Yes, enormous subscriber losses are the driver, almost 850,000 last quarter, but just blaming new competitors and a sudden drop in the economy lets AT&T off the hook too easily. Disruption this massive, this quickly, causes one to wonder if the company was caught off guard.
Has AT&T been simply a victim of events, or could DirecTV’s Potemkin have at least been mitigated? That question would make an interesting case study.
If there was ever a plan to integrate DirecTV into overall strategy, we have not seen it. Instead, AT&T treated DirecTV as one choice among a buffet of video services, each competing directly with the others. At one time U-Verse was AT&T’s most successful video service, its quality considered second only to FiOS in the world of wired competition. When DirecTV came online, U-Verse was moved to stepchild status and allowed to slowly erode away.
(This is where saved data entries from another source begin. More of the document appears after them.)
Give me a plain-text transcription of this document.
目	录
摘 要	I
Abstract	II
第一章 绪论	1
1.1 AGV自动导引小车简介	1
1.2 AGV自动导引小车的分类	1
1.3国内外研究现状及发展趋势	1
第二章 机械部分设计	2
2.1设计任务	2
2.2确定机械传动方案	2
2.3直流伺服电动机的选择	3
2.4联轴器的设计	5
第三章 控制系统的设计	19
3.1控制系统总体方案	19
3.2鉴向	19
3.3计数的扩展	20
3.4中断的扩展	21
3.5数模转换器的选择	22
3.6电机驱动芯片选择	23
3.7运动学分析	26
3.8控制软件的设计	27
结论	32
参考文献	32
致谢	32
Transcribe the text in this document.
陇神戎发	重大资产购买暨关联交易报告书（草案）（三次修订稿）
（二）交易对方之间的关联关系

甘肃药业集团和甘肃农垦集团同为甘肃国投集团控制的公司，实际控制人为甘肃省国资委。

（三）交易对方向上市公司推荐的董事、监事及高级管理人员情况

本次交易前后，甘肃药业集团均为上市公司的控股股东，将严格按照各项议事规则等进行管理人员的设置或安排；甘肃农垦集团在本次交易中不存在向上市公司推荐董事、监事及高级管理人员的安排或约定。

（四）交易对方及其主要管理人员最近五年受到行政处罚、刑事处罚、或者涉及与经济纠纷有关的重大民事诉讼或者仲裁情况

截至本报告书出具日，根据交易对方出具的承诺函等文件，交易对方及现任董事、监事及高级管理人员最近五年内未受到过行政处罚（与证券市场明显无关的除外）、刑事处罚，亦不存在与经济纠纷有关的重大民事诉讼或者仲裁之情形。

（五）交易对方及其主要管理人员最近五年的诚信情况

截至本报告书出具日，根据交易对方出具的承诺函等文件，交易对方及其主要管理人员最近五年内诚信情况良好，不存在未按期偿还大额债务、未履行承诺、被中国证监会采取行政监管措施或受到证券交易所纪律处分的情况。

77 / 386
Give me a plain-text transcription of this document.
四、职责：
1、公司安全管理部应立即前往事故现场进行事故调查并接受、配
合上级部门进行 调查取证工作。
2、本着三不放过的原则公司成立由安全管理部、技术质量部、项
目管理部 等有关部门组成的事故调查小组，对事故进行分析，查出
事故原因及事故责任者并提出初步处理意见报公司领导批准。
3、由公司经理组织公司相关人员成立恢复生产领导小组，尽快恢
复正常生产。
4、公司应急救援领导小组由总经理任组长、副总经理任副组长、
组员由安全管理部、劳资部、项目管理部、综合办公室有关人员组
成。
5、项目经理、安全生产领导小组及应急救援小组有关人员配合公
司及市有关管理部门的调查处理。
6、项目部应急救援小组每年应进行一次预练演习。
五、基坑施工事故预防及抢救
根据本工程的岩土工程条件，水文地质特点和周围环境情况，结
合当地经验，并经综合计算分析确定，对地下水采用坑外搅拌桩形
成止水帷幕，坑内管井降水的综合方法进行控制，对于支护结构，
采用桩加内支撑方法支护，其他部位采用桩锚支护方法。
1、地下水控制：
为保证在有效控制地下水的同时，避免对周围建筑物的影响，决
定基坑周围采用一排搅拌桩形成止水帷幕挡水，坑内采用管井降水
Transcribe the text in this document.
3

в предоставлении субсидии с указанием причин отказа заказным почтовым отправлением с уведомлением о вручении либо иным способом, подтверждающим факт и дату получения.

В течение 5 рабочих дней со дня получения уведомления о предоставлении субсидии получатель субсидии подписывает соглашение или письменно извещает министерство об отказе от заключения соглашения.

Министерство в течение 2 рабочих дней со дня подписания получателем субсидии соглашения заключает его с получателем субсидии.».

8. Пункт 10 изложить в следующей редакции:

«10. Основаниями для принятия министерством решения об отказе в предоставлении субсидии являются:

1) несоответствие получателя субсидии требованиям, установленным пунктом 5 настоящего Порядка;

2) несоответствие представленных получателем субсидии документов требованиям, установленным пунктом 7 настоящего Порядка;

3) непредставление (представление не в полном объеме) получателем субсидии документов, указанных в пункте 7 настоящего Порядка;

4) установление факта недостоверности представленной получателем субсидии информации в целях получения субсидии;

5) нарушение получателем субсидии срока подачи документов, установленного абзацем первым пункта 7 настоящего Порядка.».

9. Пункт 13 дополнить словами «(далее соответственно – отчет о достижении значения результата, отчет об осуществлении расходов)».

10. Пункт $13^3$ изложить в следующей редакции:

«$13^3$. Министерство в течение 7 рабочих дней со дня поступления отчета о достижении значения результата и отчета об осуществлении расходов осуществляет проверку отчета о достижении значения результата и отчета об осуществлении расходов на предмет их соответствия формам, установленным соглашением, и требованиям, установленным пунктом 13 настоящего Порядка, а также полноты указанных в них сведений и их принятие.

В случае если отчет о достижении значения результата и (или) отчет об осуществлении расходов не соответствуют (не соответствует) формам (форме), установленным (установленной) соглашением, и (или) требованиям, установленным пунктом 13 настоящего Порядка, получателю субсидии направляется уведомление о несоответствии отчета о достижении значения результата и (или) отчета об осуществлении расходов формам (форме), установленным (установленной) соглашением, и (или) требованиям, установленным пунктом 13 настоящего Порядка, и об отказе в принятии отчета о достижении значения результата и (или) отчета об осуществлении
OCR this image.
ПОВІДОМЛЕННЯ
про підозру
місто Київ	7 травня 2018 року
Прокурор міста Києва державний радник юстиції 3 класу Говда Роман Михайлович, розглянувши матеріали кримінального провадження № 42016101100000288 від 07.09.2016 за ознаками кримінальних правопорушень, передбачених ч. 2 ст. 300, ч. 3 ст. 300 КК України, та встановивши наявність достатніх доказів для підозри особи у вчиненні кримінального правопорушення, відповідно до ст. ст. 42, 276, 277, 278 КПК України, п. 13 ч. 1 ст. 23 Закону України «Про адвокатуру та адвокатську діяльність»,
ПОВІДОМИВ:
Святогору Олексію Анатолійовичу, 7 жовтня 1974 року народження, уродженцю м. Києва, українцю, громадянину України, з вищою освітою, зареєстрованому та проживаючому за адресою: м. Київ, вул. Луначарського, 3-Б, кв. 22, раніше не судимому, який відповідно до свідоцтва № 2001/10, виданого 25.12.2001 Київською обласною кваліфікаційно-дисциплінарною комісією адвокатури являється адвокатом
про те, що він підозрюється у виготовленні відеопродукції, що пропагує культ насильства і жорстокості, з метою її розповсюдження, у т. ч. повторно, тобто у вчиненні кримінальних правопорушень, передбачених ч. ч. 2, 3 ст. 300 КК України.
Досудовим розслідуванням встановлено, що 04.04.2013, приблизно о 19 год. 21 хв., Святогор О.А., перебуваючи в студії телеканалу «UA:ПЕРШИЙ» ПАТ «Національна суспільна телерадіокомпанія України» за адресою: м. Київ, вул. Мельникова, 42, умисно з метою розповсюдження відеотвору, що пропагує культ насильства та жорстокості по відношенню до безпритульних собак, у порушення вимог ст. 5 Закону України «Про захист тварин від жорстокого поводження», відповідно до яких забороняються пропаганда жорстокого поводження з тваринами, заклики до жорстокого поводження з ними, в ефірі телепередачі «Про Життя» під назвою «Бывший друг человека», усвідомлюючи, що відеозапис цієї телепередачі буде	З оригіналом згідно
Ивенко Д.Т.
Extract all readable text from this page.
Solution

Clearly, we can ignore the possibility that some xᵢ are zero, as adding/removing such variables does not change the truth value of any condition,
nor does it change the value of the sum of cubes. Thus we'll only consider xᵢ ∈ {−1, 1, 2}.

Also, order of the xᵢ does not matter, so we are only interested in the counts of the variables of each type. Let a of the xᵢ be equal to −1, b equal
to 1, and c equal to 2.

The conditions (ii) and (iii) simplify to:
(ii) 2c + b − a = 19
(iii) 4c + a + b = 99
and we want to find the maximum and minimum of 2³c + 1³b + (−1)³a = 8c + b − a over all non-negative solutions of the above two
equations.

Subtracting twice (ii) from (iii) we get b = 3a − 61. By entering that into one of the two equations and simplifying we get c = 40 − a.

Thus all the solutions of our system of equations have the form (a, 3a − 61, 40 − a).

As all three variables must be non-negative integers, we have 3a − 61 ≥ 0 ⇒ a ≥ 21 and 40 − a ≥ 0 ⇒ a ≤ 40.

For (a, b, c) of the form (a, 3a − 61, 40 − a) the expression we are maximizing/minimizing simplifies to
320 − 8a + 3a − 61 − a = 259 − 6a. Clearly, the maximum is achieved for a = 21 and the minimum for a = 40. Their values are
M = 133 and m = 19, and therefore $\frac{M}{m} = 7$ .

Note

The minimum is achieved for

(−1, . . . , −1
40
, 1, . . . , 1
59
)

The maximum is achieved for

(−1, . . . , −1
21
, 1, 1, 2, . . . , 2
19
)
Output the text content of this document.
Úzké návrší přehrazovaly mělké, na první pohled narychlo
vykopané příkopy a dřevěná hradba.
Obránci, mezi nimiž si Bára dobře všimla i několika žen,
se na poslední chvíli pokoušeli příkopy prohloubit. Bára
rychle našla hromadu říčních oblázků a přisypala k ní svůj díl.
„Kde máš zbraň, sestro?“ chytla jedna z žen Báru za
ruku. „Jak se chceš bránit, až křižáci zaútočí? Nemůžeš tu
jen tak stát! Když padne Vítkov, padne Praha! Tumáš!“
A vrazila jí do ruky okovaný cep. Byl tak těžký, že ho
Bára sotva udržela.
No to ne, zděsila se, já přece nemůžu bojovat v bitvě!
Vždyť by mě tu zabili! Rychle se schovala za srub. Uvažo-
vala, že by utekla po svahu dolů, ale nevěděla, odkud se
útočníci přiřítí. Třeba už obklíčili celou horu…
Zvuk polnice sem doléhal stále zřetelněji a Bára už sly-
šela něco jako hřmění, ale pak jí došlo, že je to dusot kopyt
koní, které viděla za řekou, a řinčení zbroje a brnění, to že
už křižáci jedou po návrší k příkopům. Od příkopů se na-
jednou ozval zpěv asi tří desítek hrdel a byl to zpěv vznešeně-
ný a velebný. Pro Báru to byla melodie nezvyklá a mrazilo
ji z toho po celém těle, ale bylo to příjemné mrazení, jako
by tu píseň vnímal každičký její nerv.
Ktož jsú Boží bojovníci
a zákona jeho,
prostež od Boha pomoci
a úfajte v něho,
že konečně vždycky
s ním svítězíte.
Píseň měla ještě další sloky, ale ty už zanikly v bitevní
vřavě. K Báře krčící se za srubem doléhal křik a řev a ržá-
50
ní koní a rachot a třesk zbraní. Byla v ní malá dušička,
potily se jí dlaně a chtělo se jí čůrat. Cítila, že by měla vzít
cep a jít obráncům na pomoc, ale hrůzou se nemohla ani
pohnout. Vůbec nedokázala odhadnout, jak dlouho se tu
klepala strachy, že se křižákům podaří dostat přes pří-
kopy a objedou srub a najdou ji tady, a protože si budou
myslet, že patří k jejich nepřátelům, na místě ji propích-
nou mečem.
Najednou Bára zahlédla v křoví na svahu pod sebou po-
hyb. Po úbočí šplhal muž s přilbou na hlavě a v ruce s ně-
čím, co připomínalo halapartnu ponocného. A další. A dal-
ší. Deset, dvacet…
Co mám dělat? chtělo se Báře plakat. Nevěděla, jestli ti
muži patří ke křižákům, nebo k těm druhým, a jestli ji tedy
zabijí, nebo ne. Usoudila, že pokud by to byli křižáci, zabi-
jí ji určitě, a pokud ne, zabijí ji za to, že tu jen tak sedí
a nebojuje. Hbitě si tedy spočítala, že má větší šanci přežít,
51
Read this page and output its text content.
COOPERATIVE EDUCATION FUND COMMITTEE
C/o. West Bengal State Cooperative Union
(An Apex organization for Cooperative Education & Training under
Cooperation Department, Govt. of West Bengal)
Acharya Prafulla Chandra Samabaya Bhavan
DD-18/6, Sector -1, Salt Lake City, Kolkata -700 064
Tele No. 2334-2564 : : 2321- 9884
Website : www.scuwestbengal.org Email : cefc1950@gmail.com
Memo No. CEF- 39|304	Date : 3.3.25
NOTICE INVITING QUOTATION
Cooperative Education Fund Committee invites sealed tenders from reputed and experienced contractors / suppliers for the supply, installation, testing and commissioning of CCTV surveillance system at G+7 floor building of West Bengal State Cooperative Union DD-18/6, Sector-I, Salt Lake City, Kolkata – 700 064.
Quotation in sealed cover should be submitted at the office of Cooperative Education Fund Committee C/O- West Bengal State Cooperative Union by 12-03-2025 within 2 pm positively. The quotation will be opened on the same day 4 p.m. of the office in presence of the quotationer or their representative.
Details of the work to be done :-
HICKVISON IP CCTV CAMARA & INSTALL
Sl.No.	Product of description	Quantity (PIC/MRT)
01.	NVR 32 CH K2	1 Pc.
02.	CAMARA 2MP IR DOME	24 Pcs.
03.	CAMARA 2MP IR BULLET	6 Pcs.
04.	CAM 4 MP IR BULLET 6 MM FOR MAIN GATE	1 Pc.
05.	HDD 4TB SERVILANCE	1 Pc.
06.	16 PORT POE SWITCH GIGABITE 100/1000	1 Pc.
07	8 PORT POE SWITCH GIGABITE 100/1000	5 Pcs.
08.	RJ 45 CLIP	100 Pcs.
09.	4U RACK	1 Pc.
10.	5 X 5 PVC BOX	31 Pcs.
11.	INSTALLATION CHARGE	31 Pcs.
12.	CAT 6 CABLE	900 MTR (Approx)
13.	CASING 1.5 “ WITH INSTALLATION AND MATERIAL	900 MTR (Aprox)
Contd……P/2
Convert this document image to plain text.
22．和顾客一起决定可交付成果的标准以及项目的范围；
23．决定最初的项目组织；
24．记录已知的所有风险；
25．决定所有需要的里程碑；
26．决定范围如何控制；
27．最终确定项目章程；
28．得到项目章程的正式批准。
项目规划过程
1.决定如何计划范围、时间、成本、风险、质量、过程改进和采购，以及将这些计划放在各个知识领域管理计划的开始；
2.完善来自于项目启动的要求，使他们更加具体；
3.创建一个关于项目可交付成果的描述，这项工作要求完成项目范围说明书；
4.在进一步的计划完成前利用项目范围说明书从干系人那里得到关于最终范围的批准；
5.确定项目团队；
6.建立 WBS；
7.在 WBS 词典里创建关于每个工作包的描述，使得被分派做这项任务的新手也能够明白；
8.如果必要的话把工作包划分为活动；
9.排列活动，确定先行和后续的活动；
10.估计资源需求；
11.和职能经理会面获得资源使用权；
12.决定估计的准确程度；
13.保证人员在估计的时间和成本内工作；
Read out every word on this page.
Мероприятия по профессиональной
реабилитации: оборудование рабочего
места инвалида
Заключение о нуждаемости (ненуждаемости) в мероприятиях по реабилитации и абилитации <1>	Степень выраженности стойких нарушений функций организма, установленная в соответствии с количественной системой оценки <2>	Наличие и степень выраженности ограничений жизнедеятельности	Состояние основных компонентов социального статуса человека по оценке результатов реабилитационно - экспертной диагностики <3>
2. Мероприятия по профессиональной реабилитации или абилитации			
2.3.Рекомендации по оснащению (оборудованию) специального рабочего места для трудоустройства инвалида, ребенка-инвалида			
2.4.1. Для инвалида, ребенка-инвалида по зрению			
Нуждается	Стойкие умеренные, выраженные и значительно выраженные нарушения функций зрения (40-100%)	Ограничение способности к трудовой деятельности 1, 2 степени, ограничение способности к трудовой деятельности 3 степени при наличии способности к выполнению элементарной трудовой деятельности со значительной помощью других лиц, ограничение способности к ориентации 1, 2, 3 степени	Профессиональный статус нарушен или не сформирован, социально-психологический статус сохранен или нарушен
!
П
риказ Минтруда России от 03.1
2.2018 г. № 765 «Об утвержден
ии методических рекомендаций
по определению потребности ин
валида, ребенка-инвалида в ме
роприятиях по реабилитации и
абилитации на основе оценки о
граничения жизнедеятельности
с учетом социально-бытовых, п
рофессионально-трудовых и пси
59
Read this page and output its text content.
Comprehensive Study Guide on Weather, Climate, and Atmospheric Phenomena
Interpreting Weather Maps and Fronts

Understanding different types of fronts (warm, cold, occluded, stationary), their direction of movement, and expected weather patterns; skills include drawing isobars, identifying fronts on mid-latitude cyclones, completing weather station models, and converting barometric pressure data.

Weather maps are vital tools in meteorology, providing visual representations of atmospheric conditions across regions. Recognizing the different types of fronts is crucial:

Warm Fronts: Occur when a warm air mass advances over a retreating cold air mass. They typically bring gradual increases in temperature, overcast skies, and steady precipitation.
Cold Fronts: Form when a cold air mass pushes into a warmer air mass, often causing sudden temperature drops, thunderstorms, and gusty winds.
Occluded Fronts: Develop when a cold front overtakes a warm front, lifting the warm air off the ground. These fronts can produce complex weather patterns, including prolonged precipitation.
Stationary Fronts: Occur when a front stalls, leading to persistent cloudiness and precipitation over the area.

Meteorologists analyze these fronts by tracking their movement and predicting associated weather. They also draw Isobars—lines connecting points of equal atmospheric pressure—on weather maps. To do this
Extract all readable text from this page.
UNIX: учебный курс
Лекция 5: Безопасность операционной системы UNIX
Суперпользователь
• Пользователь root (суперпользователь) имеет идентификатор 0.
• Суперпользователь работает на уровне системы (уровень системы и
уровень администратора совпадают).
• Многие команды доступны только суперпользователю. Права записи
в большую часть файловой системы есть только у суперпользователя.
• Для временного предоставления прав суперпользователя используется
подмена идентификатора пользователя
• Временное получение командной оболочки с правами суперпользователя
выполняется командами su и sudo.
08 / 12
But wait, you might say. Wasn’t U-Verse also a victim of AT&T’s own OTT services? If so, just how well are those services doing? Since launch, AT&T has had three different names for its “cable light” products. The latest, AT&T TV, is not exactly a household name.
The DirecTV brand has also been piddled away. Launches of its heavily promoted OTT alternatives have failed twice. The last reported name was DirecTV GO.
All of this is a textbook failure of strategy, which is always a failure of leadership. AT&T began with two solid businesses targeted at two different customers. U-Verse was a metro product that did not make sense in areas without high-speed fiber. DirectTV was a rural product, not suited to high-density communities.
AT&T’s first goal should have been to make both U-Verse and DirecTV best in class. Instead of then firing in every direction when the OTT revolution arrived, the company would have been in a position to target its strong base with a single well-thought-out product that made sense to customers. Some sort of price advantage would have been critical, as well as seamless transition to the new platform.
The problem with the plan I’ve just laid out is that success depends on already having loyal customers, which I believe is AT&T’s biggest failure of all. Any business student can tell you that rule No. 1 is protect your current client. I subscribe to DirecTV, AT&T high-speed internet and AT&T cell phones. I like their products about as well as my cable services, but dread calling customer service. And don’t get me started on figuring out pricing.
Let me put it another way: Will any current DirecTV customer even care if AT&T is no longer the owner? Once lost, customer loyalty is incredibly difficult to restore — if at all.
Someone is going to buy DirecTV, and they will get it at a reasonable price. With it will come a still viable base of users. For a forward-looking company, it can be an opportunity. Not the same opportunity AT&T thought it had six years ago, but thanks to its miss, an opportunity none the less.
Hank Price is a media consultant and leadership coach. He is the author of Leading Local Television, a guide to leadership for television general managers, as well as those who aspire to top leadership. Price spent 30 years managing TV stations for Hearst, CBS and Gannett, including WBBM Chicago and KARE Minneapolis, as well as three other stations. Earlier, he was a consultant for Frank N. Magid Associates. Price also served as senior director of Northwestern University’s Media Management Center and is currently director of leadership development for the School of Journalism and New Media at Ole Miss. He is the author of two other books.